En ce qui concerne la décision portant obligation de quitter le territoire français :
12. A supposer établi que M. B… ait présenté en première instance des conclusions à fin d’annulation à l’encontre de la décision portant obligation de quitter le territoire français, il n’est pas fondé à soutenir que cette décision serait insuffisamment motivée, dès lors qu’en application de l’article L. 613-1 du code de l’entrée et du séjour des étrangers et du droit d’asile, la décision par laquelle la préfète l’a obligé à quitter le territoire français, qui vise ces dispositions, n’avait pas à faire l’objet d’une motivation distincte de la décision de refus de séjour, qui comporte les considérations de droit et de fait qui en constituent le fondement et est, partant, suffisamment motivée. Par suite, le moyen tiré de l’insuffisance de motivation de l’obligation de quitter le territoire français doit être écarté. En outre, le moyen tiré de la méconnaissance de l’article 8 de la convention européenne de sauvegarde des droits de l’Homme et des libertés fondamentales sera écarté pour les motifs exposés au point 10 du présent arrêt.
En ce qui concerne la décision fixant le délai de départ volontaire :
13. Il ressort des termes de la décision attaquée qu’elle mentionne les textes dont elle fait application ainsi que les circonstances de fait sur lesquelles la préfète du Val-de-Marne s’est fondée. Par suite, le moyen tiré du défaut de motivation, alors, au demeurant, qu’aucune conclusion à fin d’annulation de cette décision n’était formulée en première instance, sera écarté.
En ce qui concerne la décision d’interdiction de retour sur le territoire français :
14. Il ressort de l’arrêté en litige que la préfète du Val-de-Marne n’a pas pris à l’encontre de M. B… une décision portant interdiction de retour sur le territoire français. Par suite, les moyens dirigés contre cette décision, alors, en tout état de cause, qu’aucune conclusion à fin d’annulation n’était formulée en première instance à l’encontre de celle-ci, ne peuvent qu’être écartés comme inopérants.

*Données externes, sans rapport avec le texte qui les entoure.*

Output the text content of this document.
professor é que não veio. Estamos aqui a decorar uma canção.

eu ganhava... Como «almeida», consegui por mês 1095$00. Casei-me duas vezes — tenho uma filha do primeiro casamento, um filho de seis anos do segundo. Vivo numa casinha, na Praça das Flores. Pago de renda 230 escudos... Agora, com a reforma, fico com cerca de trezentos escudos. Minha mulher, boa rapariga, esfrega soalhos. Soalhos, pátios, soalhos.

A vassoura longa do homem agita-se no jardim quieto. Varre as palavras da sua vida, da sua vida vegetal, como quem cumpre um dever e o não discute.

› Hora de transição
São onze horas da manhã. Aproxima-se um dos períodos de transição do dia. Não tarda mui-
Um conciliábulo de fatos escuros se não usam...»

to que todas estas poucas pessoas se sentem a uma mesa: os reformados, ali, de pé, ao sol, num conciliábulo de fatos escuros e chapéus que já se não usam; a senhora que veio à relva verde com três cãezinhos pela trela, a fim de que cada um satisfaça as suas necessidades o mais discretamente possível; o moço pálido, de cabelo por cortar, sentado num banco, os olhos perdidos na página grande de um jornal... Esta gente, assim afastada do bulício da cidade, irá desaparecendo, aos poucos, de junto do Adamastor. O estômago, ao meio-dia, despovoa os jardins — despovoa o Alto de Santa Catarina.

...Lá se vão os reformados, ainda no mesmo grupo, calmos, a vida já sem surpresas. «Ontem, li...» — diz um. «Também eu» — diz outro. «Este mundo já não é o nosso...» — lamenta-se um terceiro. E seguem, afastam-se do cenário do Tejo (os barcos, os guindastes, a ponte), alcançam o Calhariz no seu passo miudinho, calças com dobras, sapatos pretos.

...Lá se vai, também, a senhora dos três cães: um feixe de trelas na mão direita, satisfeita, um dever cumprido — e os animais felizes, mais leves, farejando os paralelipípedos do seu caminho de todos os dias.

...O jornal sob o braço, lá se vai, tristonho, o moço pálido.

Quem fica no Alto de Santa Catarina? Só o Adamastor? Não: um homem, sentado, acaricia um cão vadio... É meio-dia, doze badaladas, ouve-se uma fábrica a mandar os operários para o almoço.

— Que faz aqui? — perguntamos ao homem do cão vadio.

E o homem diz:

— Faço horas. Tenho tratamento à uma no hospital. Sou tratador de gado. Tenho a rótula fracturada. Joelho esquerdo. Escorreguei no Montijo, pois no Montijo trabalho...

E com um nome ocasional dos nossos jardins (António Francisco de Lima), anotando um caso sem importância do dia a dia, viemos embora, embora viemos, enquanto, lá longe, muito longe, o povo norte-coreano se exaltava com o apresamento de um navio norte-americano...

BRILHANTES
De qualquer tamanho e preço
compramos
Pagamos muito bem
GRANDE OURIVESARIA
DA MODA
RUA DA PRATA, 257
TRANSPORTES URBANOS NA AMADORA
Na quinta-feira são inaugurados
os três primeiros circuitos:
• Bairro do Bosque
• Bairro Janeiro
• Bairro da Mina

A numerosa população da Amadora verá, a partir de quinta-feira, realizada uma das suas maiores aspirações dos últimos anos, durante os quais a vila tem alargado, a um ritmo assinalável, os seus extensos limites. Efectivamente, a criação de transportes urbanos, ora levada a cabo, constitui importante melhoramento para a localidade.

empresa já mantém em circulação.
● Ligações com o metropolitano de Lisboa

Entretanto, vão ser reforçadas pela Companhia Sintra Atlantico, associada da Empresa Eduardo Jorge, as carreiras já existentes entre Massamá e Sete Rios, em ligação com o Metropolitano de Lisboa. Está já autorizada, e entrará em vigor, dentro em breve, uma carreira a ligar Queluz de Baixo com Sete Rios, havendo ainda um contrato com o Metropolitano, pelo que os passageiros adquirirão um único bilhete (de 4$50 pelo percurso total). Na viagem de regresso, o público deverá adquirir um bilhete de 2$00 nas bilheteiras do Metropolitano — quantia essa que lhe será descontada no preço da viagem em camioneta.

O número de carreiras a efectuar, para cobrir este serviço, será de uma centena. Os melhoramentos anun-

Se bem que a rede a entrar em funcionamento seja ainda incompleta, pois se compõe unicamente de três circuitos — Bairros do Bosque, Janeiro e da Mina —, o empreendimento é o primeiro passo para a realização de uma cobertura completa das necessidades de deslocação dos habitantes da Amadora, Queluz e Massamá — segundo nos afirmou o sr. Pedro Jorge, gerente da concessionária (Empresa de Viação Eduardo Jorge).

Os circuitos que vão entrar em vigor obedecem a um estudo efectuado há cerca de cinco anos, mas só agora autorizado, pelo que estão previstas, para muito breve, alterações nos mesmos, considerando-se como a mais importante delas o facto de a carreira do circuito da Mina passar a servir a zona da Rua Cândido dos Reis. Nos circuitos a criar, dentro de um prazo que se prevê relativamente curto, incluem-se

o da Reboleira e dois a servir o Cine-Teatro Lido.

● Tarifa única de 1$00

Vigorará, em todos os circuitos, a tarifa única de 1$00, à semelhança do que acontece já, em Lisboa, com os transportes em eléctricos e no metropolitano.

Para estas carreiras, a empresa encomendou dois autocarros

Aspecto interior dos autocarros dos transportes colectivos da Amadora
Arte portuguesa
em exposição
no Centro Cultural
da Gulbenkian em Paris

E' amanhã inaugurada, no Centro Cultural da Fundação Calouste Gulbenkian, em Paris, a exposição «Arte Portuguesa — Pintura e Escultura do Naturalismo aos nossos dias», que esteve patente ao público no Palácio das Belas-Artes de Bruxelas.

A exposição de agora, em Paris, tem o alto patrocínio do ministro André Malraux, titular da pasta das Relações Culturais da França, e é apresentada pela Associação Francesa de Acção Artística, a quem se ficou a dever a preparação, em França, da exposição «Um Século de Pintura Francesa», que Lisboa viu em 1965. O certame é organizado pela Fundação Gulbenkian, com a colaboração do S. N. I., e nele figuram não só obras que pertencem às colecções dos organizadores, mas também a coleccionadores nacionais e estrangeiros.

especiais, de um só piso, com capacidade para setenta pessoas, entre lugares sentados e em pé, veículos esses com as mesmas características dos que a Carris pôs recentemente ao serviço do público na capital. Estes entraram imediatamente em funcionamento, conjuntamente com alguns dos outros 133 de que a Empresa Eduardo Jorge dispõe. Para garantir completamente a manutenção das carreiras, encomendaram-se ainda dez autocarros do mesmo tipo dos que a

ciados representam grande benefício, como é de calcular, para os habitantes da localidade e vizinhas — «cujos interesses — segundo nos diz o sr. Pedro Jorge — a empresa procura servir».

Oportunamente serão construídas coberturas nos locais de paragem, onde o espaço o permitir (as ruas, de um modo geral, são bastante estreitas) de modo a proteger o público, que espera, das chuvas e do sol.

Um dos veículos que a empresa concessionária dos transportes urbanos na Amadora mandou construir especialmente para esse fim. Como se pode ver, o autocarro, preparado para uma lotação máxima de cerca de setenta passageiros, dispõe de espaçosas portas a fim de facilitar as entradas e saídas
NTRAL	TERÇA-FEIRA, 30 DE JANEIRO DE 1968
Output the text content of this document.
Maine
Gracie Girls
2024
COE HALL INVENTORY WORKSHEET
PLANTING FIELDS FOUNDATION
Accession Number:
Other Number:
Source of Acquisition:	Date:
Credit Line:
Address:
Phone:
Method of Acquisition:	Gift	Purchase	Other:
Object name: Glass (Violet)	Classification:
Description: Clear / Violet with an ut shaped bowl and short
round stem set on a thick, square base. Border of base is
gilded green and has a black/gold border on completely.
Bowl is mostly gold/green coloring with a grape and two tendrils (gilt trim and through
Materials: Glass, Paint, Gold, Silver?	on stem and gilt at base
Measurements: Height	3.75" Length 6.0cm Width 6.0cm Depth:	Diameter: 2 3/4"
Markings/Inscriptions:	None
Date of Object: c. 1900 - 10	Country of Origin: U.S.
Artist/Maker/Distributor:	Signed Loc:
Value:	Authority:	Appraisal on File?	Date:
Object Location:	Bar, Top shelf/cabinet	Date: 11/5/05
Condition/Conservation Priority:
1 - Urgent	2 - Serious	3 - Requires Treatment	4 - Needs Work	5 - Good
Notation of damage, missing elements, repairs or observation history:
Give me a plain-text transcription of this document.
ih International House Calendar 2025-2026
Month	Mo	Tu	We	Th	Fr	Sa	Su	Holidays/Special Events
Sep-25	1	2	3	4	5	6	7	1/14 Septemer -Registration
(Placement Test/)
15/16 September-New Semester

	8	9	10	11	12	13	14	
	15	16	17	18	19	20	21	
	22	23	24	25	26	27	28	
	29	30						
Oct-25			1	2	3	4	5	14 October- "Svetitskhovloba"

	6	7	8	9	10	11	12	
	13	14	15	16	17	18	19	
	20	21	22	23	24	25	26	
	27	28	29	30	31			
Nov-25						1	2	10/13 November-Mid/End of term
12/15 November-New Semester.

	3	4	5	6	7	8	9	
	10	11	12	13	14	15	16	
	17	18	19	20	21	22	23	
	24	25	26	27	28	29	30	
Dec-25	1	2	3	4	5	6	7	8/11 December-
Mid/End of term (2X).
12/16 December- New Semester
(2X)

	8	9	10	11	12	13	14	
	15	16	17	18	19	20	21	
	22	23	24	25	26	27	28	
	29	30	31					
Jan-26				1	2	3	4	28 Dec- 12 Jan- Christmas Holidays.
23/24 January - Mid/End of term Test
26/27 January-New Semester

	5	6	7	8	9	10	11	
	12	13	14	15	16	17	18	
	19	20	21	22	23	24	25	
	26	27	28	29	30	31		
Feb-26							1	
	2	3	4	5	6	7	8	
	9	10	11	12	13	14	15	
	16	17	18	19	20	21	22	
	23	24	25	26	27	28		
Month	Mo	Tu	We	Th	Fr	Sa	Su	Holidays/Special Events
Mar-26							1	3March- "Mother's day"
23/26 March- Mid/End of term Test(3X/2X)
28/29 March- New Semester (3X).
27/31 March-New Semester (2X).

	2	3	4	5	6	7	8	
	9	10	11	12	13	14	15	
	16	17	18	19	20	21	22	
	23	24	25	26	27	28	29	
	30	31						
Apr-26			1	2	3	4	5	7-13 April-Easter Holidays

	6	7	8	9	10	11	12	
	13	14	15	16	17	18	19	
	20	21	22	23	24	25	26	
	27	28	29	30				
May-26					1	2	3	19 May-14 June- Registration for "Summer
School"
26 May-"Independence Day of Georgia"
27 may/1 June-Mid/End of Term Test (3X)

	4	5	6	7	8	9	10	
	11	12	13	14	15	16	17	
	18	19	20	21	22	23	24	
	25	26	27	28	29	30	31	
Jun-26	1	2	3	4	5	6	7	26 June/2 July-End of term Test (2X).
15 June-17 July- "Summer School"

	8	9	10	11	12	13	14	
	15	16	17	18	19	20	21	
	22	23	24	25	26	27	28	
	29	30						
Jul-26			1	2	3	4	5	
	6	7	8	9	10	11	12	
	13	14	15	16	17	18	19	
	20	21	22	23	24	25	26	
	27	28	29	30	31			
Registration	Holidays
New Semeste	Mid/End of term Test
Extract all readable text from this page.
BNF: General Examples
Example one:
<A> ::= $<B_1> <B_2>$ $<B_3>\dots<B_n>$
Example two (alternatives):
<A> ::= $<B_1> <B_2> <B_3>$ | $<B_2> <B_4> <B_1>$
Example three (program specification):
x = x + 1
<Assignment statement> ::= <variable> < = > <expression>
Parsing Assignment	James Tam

15. Il résulte de tout ce qui précède que M. B… n’est pas fondé à soutenir que c’est à tort que, par le jugement attaqué, le tribunal administratif de Melun a rejeté sa demande. Par suite, ses conclusions aux fins d’annulation, d’injonction sous astreinte et celles présentées au titre de l’article L. 761-1 du code de justice administrative doivent être rejetées.
DÉCIDE :
Article 1er : La requête de M. B… est rejetée.
Article 2 : Le présent arrêt sera notifié à M. A… B… et au ministre de l’intérieur.
Copie en sera adressée au préfet du Val-de-Marne.
Délibéré après l’audience du 6 novembre 2025, à laquelle siégeaient :
- M. Ivan Luben, président de chambre,
- M. Stéphane Diémert, président-assesseur,
- Mme Irène Jasmin-Sverdlin, première conseillère.
Rendu public par mise à disposition au greffe, le 4 décembre 2025.
La rapporteure,
I. JASMIN-SVERDLIN
Le président
I. LUBEN
La greffière,
Y. HERBER
La République mande et ordonne au ministre de l’intérieur en ce qui le concerne ou à tous commissaires de justice à ce requis en ce qui concerne les voies de droit commun contre les parties privées, de pourvoir à l’exécution de la présente décision.